Zendesk reduced its data storage costs by over 80% by migrating from DynamoDB to a tiered storage solution using MySQL and S3. The company considered different storage technologies and decided to combine the relational database and the object store to strike a balance between querybility and scalability while keeping the costs down.
Zendesk created the persistence solution for event-stream data using DynamoDB for storage. The initial design was working well, but the solution became more and more expensive to operate. The team switched to a provisioned billing model and reduced costs by 50% but with the growth of the customer base and the need for Global Secondary Indexes (GSI) to support new query patterns, the costs of running the architecture became unsustainable.
The Initial Architecture Using DynamoDB (Source: Zendesk Engineering Blog)
As Zendesk is running its platform on AWS, the team was looking for alternative storage solutions that could meet functional and technical requirements while reducing costs. They considered S3, Hudi (the datalake used at Zendesk), ElasticSearch, and MySQL, but discounted Hudi because of its complexity and the 24-hour delay and ElasticSearch due to costs similar to using DynamoDB. In the end, the team decided to use MySQL to buffer logs from Apache Kafka and to store metadata and S3 to store raw data in batches of 10,000 per file.
The ingestion flow involves storing log data consumed from Kafka into the buffer table in MySQL. Every hour, a background job uploads new records from the buffer table into S3 in batches of 10,000 logs per file and inserts a metadata record per S3 file. Another hourly job deletes logs from the buffer table older than four hours.

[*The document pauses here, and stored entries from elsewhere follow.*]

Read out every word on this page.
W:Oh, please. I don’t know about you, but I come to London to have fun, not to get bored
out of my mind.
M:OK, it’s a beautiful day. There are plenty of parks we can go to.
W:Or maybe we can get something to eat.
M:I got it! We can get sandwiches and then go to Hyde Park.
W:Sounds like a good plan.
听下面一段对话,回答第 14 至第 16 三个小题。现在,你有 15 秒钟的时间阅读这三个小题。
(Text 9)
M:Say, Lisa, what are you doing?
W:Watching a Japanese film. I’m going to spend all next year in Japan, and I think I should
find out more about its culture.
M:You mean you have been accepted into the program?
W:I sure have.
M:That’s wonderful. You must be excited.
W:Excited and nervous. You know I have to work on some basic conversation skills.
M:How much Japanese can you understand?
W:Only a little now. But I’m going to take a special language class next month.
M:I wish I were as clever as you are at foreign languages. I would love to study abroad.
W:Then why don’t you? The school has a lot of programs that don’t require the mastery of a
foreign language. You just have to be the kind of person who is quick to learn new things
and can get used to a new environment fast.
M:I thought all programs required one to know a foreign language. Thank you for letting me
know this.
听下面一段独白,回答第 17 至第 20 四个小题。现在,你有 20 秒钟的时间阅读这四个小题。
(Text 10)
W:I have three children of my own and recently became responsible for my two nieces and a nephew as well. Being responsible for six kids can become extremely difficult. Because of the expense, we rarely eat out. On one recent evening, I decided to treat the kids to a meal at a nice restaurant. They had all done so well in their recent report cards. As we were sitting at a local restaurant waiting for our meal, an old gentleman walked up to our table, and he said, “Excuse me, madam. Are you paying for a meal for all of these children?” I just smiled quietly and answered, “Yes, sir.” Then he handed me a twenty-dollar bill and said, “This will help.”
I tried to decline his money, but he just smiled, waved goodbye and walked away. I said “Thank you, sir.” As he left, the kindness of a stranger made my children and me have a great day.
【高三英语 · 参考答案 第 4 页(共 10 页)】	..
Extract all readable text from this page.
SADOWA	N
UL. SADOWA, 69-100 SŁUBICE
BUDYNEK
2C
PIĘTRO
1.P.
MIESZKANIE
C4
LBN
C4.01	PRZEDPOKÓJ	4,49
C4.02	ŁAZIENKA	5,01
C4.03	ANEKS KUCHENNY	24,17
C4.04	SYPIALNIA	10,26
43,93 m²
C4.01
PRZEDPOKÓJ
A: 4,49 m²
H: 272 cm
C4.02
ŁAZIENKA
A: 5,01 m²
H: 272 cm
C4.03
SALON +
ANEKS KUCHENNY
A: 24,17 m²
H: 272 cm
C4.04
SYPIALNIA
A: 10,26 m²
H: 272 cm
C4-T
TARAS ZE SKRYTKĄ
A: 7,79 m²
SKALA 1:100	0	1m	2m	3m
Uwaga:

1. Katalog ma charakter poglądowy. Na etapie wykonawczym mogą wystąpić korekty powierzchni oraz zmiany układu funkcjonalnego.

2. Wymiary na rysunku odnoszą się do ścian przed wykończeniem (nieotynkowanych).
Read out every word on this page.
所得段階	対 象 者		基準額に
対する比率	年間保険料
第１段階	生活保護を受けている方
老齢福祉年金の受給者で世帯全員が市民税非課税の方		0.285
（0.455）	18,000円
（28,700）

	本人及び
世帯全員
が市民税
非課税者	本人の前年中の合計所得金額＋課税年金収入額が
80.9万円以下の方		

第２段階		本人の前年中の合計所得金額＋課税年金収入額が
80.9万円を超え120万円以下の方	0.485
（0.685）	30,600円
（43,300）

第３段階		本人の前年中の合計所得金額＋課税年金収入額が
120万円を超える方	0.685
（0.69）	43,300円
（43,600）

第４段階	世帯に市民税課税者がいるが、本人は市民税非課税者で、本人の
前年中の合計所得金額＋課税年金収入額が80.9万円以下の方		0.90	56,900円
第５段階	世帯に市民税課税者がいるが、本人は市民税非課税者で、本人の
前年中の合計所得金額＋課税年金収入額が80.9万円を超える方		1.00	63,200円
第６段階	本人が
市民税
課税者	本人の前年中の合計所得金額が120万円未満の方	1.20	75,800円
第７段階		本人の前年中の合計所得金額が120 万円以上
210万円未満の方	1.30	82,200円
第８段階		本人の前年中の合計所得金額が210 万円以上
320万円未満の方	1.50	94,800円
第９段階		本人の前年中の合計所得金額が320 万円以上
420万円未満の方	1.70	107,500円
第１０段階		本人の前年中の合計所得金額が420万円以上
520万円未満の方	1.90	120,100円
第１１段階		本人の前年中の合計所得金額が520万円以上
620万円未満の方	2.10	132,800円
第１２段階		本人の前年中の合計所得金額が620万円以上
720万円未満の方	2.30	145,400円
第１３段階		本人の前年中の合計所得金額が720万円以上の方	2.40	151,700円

The New Architecture Using MySQL (AuroraDB) and S3 (Source: Zendesk Engineering Blog)
To handle queries, the new solution requires a look-up in the MySQL metadata table, followed by a set of parallel S3-Select queries against files returned by the look-up. Since the data layout was optimized for chronological retrieval, the team experienced problems executing more complex queries.

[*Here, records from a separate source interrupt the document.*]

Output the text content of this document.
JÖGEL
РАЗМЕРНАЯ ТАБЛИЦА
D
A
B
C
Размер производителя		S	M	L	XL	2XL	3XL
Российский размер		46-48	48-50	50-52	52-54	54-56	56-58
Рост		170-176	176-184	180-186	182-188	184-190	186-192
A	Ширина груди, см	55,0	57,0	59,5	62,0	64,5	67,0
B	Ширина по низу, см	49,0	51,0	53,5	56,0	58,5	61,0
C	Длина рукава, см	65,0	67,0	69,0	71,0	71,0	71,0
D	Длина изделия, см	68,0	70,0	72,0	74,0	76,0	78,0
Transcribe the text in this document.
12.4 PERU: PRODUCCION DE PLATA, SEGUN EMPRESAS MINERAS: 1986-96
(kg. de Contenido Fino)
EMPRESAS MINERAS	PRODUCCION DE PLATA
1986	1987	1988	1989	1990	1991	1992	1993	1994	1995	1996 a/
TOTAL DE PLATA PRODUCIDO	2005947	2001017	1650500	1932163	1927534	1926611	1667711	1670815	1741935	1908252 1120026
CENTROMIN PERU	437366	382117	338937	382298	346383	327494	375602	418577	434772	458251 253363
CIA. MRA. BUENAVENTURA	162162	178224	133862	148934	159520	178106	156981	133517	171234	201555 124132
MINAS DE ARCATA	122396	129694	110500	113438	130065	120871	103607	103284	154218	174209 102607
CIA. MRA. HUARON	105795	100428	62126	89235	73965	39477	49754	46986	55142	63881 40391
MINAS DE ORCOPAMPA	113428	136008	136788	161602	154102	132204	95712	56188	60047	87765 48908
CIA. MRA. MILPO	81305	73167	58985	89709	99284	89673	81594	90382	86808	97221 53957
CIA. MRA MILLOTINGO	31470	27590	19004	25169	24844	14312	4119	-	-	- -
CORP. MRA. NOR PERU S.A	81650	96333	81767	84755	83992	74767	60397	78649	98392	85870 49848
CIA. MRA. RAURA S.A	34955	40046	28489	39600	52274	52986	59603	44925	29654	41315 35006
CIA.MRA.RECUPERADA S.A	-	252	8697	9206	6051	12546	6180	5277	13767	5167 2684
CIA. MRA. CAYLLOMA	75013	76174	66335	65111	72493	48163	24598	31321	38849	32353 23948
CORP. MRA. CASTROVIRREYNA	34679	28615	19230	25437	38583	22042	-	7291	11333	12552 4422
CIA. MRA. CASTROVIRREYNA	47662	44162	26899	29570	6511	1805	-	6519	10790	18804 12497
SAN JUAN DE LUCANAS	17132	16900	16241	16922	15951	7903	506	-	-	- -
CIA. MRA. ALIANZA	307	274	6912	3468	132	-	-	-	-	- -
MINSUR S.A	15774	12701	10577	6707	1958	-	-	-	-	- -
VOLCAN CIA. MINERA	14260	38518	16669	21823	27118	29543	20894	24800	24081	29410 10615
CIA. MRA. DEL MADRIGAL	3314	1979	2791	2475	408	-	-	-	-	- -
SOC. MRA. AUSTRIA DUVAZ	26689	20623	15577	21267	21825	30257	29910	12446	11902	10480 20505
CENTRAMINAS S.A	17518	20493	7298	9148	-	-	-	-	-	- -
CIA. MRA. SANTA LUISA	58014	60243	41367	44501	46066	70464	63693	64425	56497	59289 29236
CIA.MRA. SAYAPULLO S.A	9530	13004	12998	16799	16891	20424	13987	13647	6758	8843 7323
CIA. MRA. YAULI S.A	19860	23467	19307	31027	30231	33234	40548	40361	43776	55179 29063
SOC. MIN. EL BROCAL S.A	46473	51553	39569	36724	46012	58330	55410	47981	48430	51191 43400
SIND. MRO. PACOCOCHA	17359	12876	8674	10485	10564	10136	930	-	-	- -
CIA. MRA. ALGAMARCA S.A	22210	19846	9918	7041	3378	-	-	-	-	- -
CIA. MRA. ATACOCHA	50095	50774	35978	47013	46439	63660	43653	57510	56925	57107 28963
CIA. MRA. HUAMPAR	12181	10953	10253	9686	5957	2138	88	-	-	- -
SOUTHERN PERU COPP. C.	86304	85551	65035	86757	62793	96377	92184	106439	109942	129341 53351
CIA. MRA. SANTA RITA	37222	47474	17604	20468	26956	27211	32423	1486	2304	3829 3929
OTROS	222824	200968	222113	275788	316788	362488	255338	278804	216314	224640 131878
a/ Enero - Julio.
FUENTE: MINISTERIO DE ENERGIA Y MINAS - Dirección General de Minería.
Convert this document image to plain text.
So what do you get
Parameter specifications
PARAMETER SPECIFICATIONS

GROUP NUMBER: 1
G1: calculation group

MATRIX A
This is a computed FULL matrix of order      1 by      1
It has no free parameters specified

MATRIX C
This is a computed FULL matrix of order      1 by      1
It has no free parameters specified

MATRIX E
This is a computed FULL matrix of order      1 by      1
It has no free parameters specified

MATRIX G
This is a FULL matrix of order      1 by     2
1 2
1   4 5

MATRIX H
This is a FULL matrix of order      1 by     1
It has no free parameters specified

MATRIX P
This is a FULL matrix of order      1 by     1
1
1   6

Shane Hender, group tech lead at Zendesk, explains the challenges with flexible querying in the new architecture:
Once we had the above all working we encountered a performance problem when the client wanted to filter results by any field besides the timestamp. For example, if the client wanted logs for a specific user-id, then we’d at worst have to scan ALL the S3 data within the time-range to find any relevant logs, which made it difficult to figure out what queries to do in parallel.
Engineers have considered duplicating data in S3 to handle more filterable fields, but the approach wasn’t feasible given the number of field combinations. Eventually, they looked to Bloom Filters, further combined with Count-Min Sketch data structures, which together offered an effective way of supporting multi-field filter queries. The improved solution requires an additional table storing serialized data structures used to determine the S3 files to query.
After migrating, Zendesk reduced storage costs to less than 20% of provisioned DynamoDB costs, with MySQL (AuroraDB) accounting for over 90% and S3, together with S3-Select for less than 10%. The new solution offers query latencies of around 200-500 milliseconds, with some spikes into seconds, which the team is looking to optimize further.